Doctor, inserting ultrasound probe: Am I hurting you?
Julie: Oof.  Yes.
Doctor: Sorry about that.
Julie, trying to be game: Can't be helped.
Doctor: Sure it can.
Julie: Then knock it off.

The outlook

Ovaries quiet.  So far, so good.

Um, which one are you again?

It shouldn't surprise me, but my doctor has no idea what protocol I've been on in the past.  "We did six amps a day with you on that IUI when you got pregnant, right?"  No, four.  "Oh.  Four and full-dose Lupron."  No, four and half-dose Lupron.  "Oh.  When did we do six?"  Never.  "Oh."

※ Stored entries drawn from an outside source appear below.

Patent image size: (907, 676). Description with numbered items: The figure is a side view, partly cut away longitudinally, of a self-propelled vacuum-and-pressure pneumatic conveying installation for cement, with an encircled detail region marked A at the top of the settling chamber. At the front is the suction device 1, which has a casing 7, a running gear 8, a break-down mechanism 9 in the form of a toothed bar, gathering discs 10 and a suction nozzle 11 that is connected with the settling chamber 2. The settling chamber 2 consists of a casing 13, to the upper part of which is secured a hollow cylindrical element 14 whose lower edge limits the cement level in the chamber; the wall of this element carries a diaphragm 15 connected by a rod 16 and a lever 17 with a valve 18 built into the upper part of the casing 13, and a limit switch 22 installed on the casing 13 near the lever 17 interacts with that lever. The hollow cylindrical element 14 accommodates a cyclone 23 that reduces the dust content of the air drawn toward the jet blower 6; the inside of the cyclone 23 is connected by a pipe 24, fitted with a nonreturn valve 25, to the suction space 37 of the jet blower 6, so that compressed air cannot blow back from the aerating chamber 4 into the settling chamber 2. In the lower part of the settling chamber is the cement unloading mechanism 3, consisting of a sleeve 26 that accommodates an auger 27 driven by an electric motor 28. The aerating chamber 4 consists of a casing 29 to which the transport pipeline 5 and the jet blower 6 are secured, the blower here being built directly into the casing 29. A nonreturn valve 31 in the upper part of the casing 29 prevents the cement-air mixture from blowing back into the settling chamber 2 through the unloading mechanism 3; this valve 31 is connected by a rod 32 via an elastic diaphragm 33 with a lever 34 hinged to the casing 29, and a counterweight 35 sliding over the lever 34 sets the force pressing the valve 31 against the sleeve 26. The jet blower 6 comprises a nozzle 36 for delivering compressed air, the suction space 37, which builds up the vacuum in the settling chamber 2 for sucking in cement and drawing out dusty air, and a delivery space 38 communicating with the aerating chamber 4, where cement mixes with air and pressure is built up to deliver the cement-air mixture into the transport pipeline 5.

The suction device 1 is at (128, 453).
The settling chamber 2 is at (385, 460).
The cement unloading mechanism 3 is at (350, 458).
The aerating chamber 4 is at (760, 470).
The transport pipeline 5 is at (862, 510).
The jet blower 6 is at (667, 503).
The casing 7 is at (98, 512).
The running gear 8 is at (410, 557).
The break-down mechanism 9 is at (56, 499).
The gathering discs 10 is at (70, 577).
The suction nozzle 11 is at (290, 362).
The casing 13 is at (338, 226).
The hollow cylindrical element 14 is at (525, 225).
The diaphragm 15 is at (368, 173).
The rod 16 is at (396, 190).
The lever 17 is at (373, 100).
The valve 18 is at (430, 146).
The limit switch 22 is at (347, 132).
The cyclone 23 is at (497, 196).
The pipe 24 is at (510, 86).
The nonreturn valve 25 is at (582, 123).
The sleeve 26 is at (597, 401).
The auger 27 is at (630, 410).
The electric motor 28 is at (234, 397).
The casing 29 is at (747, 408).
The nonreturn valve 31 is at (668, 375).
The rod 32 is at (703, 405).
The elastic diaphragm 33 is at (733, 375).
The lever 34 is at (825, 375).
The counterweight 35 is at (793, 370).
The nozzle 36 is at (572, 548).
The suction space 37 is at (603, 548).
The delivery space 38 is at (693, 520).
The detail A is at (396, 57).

An exhaustive list of the questions my doctor asked about my consultation at Cornell





Maybe I'm too stupid to be allowed to reproduce

Because this is cycle day 2, I am bleeding.  A lot.  Painfully.  Before mounting to perform my dazzling routine on the stirrups (which should, I believe, be an event in Olympic gymnastics) I dutifully extracted my super-sized roll of Bounty tampon...and forgot to insert a new one when I got dressed afterward.

This is precisely why my preference for black underpants is wise as well as stylish.